Feeling that the shore was too exposed, I led the way along the line of cradled ships that circled the bay. We moved in quick bursts, darting from one patch of shadow to the next. From the moment I arrived in the camp, the constant thrumming of the rigging against the mastheads had haunted my dreams. It struck me then as the sound of a mind at the end of its tether, but I was stronger now, and focused solely on getting Maire and her baby to safety—or what passed for safety in that camp. There were no guarantees for anybody.

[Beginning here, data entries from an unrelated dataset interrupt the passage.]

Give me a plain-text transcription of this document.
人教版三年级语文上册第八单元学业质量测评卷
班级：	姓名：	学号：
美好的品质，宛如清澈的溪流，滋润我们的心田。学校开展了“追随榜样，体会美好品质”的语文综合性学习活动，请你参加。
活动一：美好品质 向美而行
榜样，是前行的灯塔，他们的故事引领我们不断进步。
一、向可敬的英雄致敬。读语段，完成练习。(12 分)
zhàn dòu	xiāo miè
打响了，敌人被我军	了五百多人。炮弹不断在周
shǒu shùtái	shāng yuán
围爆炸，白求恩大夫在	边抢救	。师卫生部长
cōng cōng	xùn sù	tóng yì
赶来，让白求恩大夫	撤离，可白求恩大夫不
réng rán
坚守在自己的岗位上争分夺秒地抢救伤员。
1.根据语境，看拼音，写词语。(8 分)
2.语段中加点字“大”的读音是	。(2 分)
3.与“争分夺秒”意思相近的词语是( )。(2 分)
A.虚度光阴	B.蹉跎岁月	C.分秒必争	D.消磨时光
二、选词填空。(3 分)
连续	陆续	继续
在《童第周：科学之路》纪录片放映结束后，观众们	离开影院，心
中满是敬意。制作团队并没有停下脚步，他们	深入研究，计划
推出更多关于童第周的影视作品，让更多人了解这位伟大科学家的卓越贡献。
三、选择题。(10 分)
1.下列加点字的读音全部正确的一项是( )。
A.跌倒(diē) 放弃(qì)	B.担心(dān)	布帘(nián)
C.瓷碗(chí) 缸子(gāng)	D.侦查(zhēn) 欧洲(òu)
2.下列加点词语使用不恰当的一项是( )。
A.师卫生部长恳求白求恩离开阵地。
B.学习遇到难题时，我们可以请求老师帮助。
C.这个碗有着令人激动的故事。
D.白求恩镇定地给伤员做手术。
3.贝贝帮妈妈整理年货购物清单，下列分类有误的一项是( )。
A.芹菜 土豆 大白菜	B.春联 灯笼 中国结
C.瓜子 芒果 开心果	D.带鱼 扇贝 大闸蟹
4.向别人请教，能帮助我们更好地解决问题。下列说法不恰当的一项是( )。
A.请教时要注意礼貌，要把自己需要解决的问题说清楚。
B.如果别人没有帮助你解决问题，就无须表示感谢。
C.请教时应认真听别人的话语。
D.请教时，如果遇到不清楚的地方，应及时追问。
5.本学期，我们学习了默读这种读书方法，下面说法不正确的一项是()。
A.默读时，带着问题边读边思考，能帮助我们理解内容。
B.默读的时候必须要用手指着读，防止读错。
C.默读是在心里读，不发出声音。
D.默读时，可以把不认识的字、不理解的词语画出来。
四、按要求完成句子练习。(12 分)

As we drew level with the arena, a whole bunch of fighters, many of them carrying torches, erupted from between the ships and spilled out onto the beach. Most of them set off at a run, probably on their way to the next compound for a drink, but three stragglers happened to notice us standing in the shadow of the hulls. One of them lingered for a moment, but then shrugged and moved off.

“Hello, girls!”

The man facing me was thin, sweaty and very, very drunk. Not nasty, not threatening—or not yet. There was no way round him—no way back either. In effect, we were trapped in the narrow space between two ships. I put my arm round Maire and made a great show of supporting her. Helle did the same, but I felt her stiffen and hoped she wasn’t reaching for the knife. “We’re on our way to the hospital,” I said. “She’s got a fever. I wouldn’t come too close.” He peered at Maire, who was sweating and panting. No acting required—half an hour of floundering through loose sand had tested her to the limit. “I think it might be the plague.” Taking her cue, Helle pulled Maire’s mantle away from her face and neck, while I clutched the shawl to make sure the baby stayed hidden. Seen by torchlight, in the shadow of the ships, the purple crusts that had been so unconvincing in the hut looked absolutely terrifying. Fear of the plague was a constant feature of life in the camp; less than a year ago there’d been a really bad outbreak and most of the men would have known somebody who’d died of it then. The man stopped dead in his tracks. “C’mon!” the man behind him shouted. “Leave it.”